Mit Blick in die Kaiserstraße hielt der heilige Kilian schützend seine Hand über die Stadt. Doch zur Sicherheit, dass die Bürger nicht vom Glauben abfallen, zeigte er warnend ein Kreuz. Auf weißem, carrarischem Marmor stand er stolz und doch filigran. In Irland geboren war der Wanderprediger mit zwei Gefährten, Kolonat und Totnan, nach Würzburg gekommen, wo man sie 689 nach Christus hatte umbringen lassen.
Der Brunnen war ein Geschenk des Prinzregenten Luitpold an die Stadt Würzburg.
In Treue fest / ist mein Wahlspruch / fest baue ich auf / die Liebe und Treue / meiner lieben Franken / Luitpold / Prinzregent von Bayern
Während der Naziherrschaft hatten die Schergen den Heiligen vom Sockel geholt, um ihn für Waffen einschmelzen zu lassen. Doch irgendetwas musste damals schiefgelaufen sein. Im Jahr 1948 entdeckte man die Statue eher zufällig auf einem Schrottplatz und brachte sie an ihren angestammten Platz zurück. 2008/2009 verpasste man dem Brunnen eine Frischzellenkur. Endlich konnte Kilian wieder in altem Glanze erhaben über die Würzburger wachen.
Rolands Blick streifte zwei achtlos stehengelassene Bierflaschen am Brunnenrand und wanderte hinüber zum maroden Quellenbach-Parkhaus, das seinem Ende entgegensah. Der Bau glich einer rostigen Schraube, die sich mit ihren Windungen tief in die Erde bohrte, um von der Pleichach sanft umspült zu werden.

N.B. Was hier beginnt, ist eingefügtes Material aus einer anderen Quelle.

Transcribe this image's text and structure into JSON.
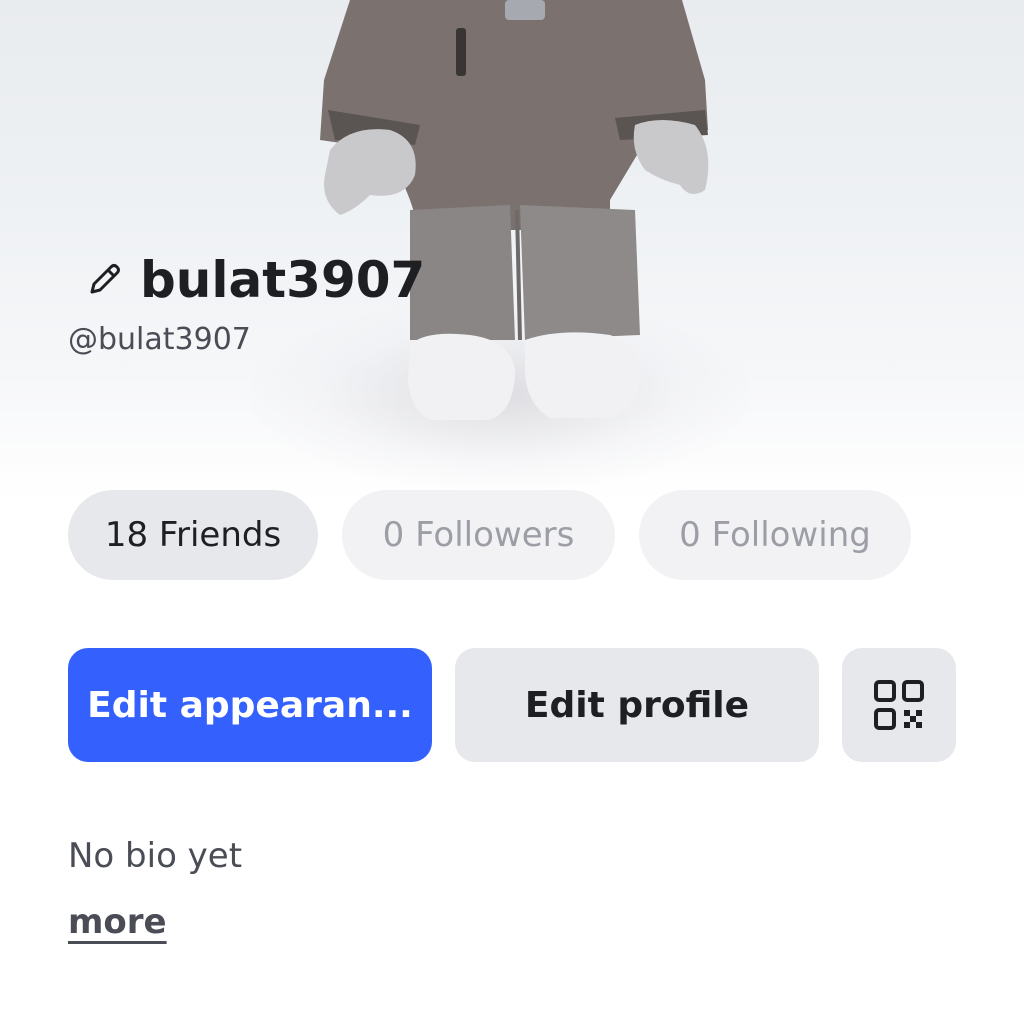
{
  "profile": {
    "display_name": "bulat3907",
    "username": "@bulat3907",
    "bio": "No bio yet",
    "more_label": "more"
  },
  "stats": {
    "friends": "18 Friends",
    "followers": "0 Followers",
    "following": "0 Following"
  },
  "actions": {
    "edit_appearance": "Edit appearan...",
    "edit_profile": "Edit profile",
    "qr_icon": "qr-code-icon"
  },
  "icons": {
    "edit_name": "pencil-icon"
  },
  "colors": {
    "primary": "#3461fd",
    "chip_bg": "#e7e8ec",
    "chip_dim_bg": "#f2f2f5",
    "text_dark": "#1e1f22",
    "text_muted": "#9c9ea6"
  }
}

Der Polizist hatte noch etwas Zeit, da sich nur langsam die ersten Demonstranten versammelten. Also ging er durch die stilisierten Gepäckstücke, die als Mahnmal für die deportierten Juden installiert worden waren. Auf eindrückliche Weise wurde an die dunkelsten Stunden der Stadt erinnert. Und obwohl Würzburg am 16. März 1945 bitter für die Verbrechen büßen musste, verteidigten jene, die bis zu ihrem Tod an das Tausendjährige Reich glaubten, ihre Heimat und missachteten die zur Mahnung zerbombten Gerippe ihrer Häuser. Roland schüttelte den Kopf, dachte an Höcke und Gauland von der AfD, die mit grob populistischen Äußerungen die Geschichte perfide verächtlich machten.
Mittlerweile hatte sich eine größere Gruppe an Demonstranten zusammengefunden. Die Stimmung war locker und gelöst. Man scherzte und diskutierte. Auf den selbstgemalten Schildern stand: Würzburg ist bunt / Klimagerechtigkeit / Keine Toleranz fürKlimaignoranz oder Alles fürs Klima. Auch die Antifa war vertreten, die keine Gelegenheit ausließ, mit antifaschistischen Aktionen auf sich aufmerksam zu machen. Bereitschaftspolizisten und Bereitschaftspolizistinnen hatten sich ihre Helme lose um die Gürtel gebunden und unterhielten sich mit einigen Kundgebungsteilnehmer und Kundgebungsteilnehmerinnen. Das Deeskalationsteam stand in ständigem Austausch mit dem Veranstalter.